Since the second of August this year, the query of the customer’s sustainability preferences has been an integral part of the IDD (Insurance Distribution Directive). Intermediaries are thus legally obliged to integrate sustainability into the advisory process. A recent study by bao in cooperation with the consulting and auditing firm EY on how the insurance industry deals with the ESG advisory obligation reveals: 78 percent of intermediaries do not yet ask their customers about their sustainability preferences.
Patrick Pfalzgraf, Partner at EY EMEIA Financial Services, says: “The required content and scope of the preference query is defined in the IDD and is the door opener for the further course of the conversation in the ESG advisory process. In about four out of five cases, however, this does not even happen – the topic of sustainability tends to be avoided, apparently for various reasons. The fact that a large part of the industry does not comply with applicable law is certainly not intentional. But it shows how many hurdles the industry has not yet overcome, even two months after Day X.” Dr. Patrick Strunkmann-Meister, founder of bao, adds: “It is not just about the law. Providers are also missing the opportunity to leverage sales potential through good consultations.”
Using a mystery shopping approach, bao and EY conducted 85 telephone and online counselling interviews of approx. 50 minutes each with intermediaries from 13 insurance companies via the bao platform as part of the study and subjected the ESG counselling quality to a real endurance test. Further partial results: In almost all conversations (95%), the level of knowledge on the topic of sustainability was not queried and far more than half (65%) of the documents sent contained no information on sustainable products, let alone classifications.
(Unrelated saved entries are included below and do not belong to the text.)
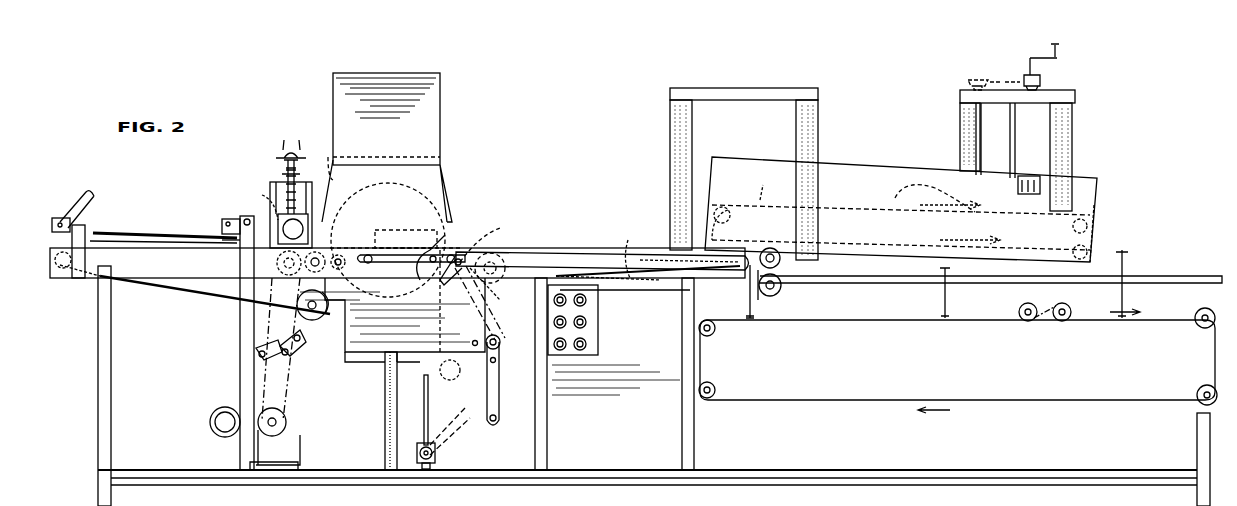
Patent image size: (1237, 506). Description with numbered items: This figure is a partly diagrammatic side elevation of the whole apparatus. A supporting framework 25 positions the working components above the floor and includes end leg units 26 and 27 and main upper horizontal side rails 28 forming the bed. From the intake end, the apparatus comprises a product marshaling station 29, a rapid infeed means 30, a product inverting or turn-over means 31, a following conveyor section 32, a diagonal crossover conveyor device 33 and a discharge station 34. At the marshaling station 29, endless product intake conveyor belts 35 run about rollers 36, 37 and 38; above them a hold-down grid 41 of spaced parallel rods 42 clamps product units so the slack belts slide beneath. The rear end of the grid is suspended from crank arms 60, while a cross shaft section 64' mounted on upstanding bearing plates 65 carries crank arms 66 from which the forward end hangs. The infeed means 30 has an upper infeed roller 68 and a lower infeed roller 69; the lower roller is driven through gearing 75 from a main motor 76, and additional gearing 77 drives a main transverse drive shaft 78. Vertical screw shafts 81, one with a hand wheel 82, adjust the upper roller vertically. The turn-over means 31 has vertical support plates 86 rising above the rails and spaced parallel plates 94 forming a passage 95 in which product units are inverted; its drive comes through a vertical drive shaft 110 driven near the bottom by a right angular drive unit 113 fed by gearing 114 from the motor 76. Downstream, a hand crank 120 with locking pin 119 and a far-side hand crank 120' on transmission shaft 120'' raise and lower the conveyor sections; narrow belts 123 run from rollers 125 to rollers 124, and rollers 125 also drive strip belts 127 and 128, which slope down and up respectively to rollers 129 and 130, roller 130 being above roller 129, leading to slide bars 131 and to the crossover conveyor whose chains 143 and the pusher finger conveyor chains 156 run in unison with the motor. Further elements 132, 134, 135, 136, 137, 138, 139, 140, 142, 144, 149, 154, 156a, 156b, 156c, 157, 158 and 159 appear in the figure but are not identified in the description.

The supporting framework 25 is at (112, 392).
The end leg unit 26 is at (98, 440).
The end leg unit 27 is at (1197, 435).
The main upper horizontal side rails 28 is at (193, 285).
The product marshaling station 29 is at (167, 194).
The rapid infeed means 30 is at (291, 143).
The product inverting or turn-over means 31 is at (454, 155).
The conveyor section 32 is at (592, 244).
The diagonal crossover conveyor device 33 is at (900, 161).
The discharge station 34 is at (1164, 259).
The product intake conveyor belts 35 is at (150, 283).
The roller 36 is at (70, 278).
The roller 37 is at (336, 318).
The guide roller 38 is at (328, 216).
The product hold-down grid 41 is at (130, 232).
The spaced parallel rods 42 is at (200, 237).
The crank arms 60 is at (62, 217).
The cross shaft section 64' is at (243, 198).
The upstanding bearing plates 65 is at (243, 272).
The crank arms 66 is at (230, 218).
The upper infeed roller 68 is at (272, 204).
The lower infeed roller 69 is at (276, 262).
The gearing 75 is at (278, 312).
The main motor 76 is at (296, 433).
The additional gearing 77 is at (290, 392).
The main transverse drive shaft 78 is at (290, 358).
The vertical screw shafts 81 is at (298, 195).
The hand wheel 82 is at (280, 155).
The vertical support plates 86 is at (440, 85).
The spaced parallel plates 94 is at (425, 235).
The passage 95 is at (364, 231).
The vertical drive shaft 110 is at (430, 390).
The right angular drive unit 113 is at (436, 454).
The gearing 114 is at (448, 440).
The locking pin 119 is at (420, 282).
The hand crank 120 is at (461, 242).
The hand crank 120' is at (503, 383).
The transmission shaft 120'' is at (514, 343).
The belts 123 is at (496, 240).
The rollers 124 is at (470, 250).
The rollers 125 is at (488, 290).
The strip or tape belts 127 is at (745, 280).
The strip or tape belts 128 is at (560, 256).
The rollers 129 is at (778, 292).
The roller 130 is at (772, 241).
The slide bars 131 is at (898, 284).
The rail 132 is at (992, 283).
The hopper wall 134 is at (858, 166).
The gantry 135 is at (818, 122).
The gantry 136 is at (1072, 118).
The screw rod 137 is at (1025, 150).
The bracket 138 is at (1018, 182).
The cap 139 is at (1005, 78).
The crank 140 is at (1060, 55).
The conveyor path 142 is at (958, 188).
The crossover conveyor chains 143 is at (901, 208).
The roller 144 is at (728, 205).
The post 149 is at (1128, 260).
The support 154 is at (752, 312).
The chains 156 is at (986, 330).
The belt run 156a is at (912, 322).
The belt run 156b is at (1172, 306).
The belt run 156c is at (982, 400).
The roller 157 is at (712, 396).
The roller 158 is at (715, 328).
The roller 159 is at (1198, 330).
“If there are no ESG-compliant investment products to distribute or the provider has not classified them accordingly, intermediaries are of course up in the air,” says Pfalzgraf. “But the overall problem goes deeper. Often, the knowledge on the intermediary side is not yet sufficient for dedicated sustainability advice. In addition, there is a lack of suitable support through structured processes in omni-channel consulting; on top of that, tools and clear guidelines are often in short supply. At some point, this also affects the motivation of the advisors.
left to right: Dr. Patrick Strunkmann-Meister (Co-founder & CEO of bao),Patrick Pfalzgraf (Partner at EY EMEIA Financial Services)
Pfalzgraf and Strunkmann-Meister see various solutions here for a better quality of conversation. “One short-term approach is the establishment of sustainability competence centres. Customers interested in sustainability can thus be directed to specialised sales units or certified sustainability advisors in the respective organisation. In the medium term, however, there is no way around the intensive and recurring training of all intermediary staff,” says Pfalzgraf. “In addition, the embedding of the counselling protocol including preferences in the application route as well as suitable tools for conducting interviews and for a structured declaration of suitability are necessary.”
Pfalzgraf adds: “From a business perspective, the great need to catch up is somewhat incomprehensible. Sustainability pays off in optimising all dimensions of success: customer experience, credibility, product value. Especially – though not exclusively – for younger customers, sustainability is increasingly a purchasing factor. Played out well, the topic of sustainability can create an unprecedented basis of trust between customer and insurer and emotionally charge the brand strength of an insurer.”
The winners of the hearts among the 13 test persons are Bayerische and Gothaer. Even though there is still room for improvement in the consultation structure and the scope of the preference query, the intermediaries were able to score points with an active approach to sustainability, good professional competence and a high degree of customer centricity. The clear winner, however, is also the only platform: Check 24 convinces with direct, interactive and structured advice. “This is where the advantages of following a structured, digital process become apparent,” says Pfalzgraf. However, there is also room for improvement at Check 24 in terms of dedicated content-related advice. In addition, it is not possible to divide the shares among the factors E, S and G.
EY* is one of the largest German audit and consulting organisations. In tax consulting, EY is the German market leader. EY employs around 11,500 people in 20 locations and achieved a total turnover of €2.2 billion in the financial year 2019/2020. Together with the 300,000 employees of the international EY organisation, EY serves clients all over the world.
Founded in Munich in 2017, the software company bao is on a quest for the perfect sales conversation. That’s why bao helps companies to systematically and measurably improve their sales conversations. The Conversation Intelligence software identifies success factors in the sales process and supports sales teams in implementing best practices. Customers like TeamViewer or Conrad Electronics use bao to generate structured, analysable data from conversations and to continuously improve their sales teams.